Condition sensitive collectors also pay keen attention to these
dates, normally pursuing certified examples of the 1972, 1972-D,
1972-S, 1973 and 1973-D cents graded Mint State 66 red. These coins
command prices ranging from $20 to $40 when certified by Numismatic
Guaranty Corp. or Professional Coin Grading Service. They are all very
scarce in MS-67 red, and bring prices from a few hundred to several
thousand dollars, depending on the issue.
The 1973-S Lincoln cent is the standout condition rarity because it
was poorly made and exhibits numerous planchet issues. Certified MS-66
red examples can be tricky to locate, and trade for a couple hundred
dollars. It is a major rarity in MS-67 red.

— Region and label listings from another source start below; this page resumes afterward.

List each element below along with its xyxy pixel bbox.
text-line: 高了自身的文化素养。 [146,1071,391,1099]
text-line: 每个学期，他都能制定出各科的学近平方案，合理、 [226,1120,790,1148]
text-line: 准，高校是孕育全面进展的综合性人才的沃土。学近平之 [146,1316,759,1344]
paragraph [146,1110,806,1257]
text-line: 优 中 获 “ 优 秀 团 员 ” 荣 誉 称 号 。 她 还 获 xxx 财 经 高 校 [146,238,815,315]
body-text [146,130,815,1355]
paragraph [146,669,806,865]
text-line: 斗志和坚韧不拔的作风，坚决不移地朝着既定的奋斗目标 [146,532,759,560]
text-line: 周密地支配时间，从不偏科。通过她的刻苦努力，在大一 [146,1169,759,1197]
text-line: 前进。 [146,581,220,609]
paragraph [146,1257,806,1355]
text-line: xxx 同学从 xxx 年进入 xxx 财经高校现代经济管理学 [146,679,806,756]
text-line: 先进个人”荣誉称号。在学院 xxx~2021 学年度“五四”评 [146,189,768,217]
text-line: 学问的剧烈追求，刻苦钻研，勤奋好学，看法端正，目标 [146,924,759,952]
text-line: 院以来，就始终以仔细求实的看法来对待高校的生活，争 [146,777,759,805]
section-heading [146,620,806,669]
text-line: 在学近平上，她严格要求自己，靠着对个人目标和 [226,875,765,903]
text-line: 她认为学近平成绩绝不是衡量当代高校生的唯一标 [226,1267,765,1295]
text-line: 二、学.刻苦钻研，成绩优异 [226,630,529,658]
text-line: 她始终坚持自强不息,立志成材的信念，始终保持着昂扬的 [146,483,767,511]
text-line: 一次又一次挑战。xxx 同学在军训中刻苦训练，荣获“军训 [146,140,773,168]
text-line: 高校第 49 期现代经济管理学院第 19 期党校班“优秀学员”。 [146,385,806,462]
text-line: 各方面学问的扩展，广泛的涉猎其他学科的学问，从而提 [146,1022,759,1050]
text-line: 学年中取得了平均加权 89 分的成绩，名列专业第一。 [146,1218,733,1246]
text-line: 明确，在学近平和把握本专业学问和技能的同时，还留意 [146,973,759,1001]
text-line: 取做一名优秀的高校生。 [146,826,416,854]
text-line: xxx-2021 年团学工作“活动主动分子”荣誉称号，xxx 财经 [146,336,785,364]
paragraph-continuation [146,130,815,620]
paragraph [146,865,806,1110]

The “Penny Bags” are a good source of nice Uncirculated examples as
well as a fun collectible. The offering clearly met with some success
when originally issued, as examples with coins from both years are
still readily available in the secondary market today. They can be
purchased for about $4 per bag. The 1973 set is easier to locate than
the 1972 set, suggesting that sales were better for the second issue
than the first.
But after only two issues, the Penny Bag was discontinued. The
likely reason is part of the lore of the 1974 Lincoln cent. During the
first three months of 1974, demand for the cent exceeded 2 billion
coins, doubling demand from the prior year. According to a U.S. Mint
press release, “This unprecedented increase in the outflow of pennies
... can only be attributed to speculation that the metal content of
the penny will ultimately exceed its face value.”
Beginning April 15, 1974, new regulations made it illegal to melt
copper cents. And, of course, no 1974 Penny Bag was offered.